Continua il caos sulla tassazione degli immobili ed in particolare sulla Tasi, la tassa sui servizi indivisibili comunali che, insieme alla Tari e all’Imu, costituisce la IUC, l’imposta sulla casa introdotta dalla legge di stabilità 2014, la legge n. 147 del 2013.

I dubbi derivano dal possibile slittamento a luglio della scadenza ultima per le delibere comunali con le aliquote Tasi 2014 (invece di aprile).

Se lo slittamento diventasse definitivo, il risultato sarebbe il seguente: i proprietari di immobili dovrebbero versare in sede di acconto di giugno una somma calcolata con le vecchie regole e poi effettuare un conguaglio presumibilmente al saldo di dicembre.

Quali sarebbero le vecchie regole? Probabilmente quelle previste dalla Legge di Stabilità, che ha istituito la TASI stabilendo un’aliquota standard allo 0,1%.

QUALI SCADENZE?

Il termine per il pagamento dell’acconto è il 16 giugno ma i Comuni hanno margine discrezionale: in linea generale, possono prevedere due rate nel corso dell’anno, di cui una entro il 16 giugno. Ma potrebbero anche decidere il pagamento in un’unica soluzione, sempre con termine 16 giugno. Ma anche questa sembra un’ipotesi remota, visto che rischiano di non essere pronte nemmeno le delibere con le aliquote.

REBUS ALIQUOTE E DETRAZIONI

Il nodo centrale resta quello del costo e di come calcolare la tassa.
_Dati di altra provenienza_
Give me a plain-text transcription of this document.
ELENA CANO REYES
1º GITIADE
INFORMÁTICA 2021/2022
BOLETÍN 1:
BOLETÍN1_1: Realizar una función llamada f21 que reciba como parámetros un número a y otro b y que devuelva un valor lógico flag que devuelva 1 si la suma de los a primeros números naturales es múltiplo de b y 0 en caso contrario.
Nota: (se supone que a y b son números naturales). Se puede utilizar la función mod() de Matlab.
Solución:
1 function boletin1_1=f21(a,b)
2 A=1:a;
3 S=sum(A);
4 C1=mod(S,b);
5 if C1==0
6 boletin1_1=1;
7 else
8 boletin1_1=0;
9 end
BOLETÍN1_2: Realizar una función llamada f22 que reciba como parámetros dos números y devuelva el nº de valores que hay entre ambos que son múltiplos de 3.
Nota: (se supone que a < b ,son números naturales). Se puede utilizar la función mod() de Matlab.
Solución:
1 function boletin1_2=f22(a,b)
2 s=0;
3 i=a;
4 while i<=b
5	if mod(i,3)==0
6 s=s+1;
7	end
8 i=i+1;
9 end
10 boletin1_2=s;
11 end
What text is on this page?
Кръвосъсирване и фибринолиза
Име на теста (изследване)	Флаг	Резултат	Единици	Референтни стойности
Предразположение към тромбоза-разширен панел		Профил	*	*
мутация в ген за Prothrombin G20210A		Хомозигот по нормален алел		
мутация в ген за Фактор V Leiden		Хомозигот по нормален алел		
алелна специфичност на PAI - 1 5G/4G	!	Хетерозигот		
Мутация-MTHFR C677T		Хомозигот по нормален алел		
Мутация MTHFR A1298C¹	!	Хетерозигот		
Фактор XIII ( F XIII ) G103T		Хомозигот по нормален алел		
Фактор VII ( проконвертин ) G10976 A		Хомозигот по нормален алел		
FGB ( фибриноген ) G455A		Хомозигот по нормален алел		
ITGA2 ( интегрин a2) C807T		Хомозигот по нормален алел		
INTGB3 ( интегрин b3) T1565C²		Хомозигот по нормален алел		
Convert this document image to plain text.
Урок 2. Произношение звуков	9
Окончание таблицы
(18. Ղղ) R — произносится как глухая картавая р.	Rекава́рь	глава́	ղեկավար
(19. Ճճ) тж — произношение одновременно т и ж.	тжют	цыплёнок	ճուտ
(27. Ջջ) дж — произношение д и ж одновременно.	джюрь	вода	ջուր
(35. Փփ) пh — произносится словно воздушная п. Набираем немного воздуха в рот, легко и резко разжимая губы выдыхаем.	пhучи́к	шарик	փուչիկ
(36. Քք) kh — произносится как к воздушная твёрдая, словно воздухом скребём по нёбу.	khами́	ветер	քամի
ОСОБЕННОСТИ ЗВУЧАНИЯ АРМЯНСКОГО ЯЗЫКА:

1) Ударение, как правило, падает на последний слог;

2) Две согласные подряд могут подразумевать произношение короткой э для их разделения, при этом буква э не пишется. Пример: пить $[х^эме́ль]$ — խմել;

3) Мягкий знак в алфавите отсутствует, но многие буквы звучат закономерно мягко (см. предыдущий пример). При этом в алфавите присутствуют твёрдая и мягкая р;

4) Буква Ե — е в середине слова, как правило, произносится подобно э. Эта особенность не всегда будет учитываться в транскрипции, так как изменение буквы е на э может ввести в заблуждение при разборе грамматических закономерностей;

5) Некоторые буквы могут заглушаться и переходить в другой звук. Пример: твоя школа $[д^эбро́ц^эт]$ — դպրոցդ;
Lo 0,1% è l’aliquota standard (comma 676), che gli enti locali possono azzerare o alzare fino allo 0,33%. Questo tetto massimo è fissato dal succesivo Dl 16/2014, che prevede un’ulteriore margine dello 0,08%, applicabile a prime case o altri immobili.

Traducendo: le prime case pagheranno la in base a un’aliquota fissata dai Comuni, che potrà andare da zero allo 0,33%.

Gli immobili diversi pagheranno una somma di Tasi-Imu che non potrà superare l’1,14%.

Ricordiamo che la maggiorazione fra lo 0,01 e lo 0,08 applicabile alle aliquote che potrebbe essere decisa dai Comuni dovrà produrre (obbligatoriamente) delle detrazioni sulle fasce più deboli.

Ricordiamo che con la vecchia Imu erano pari a 200 euro, più 50 per ogni figlio. Con la nuova Tasi è un rebus. Ogni Comune decide per se. Esiste quindi il rischio che chi non pagava nel 2012 possa essere chiamato alla cassa.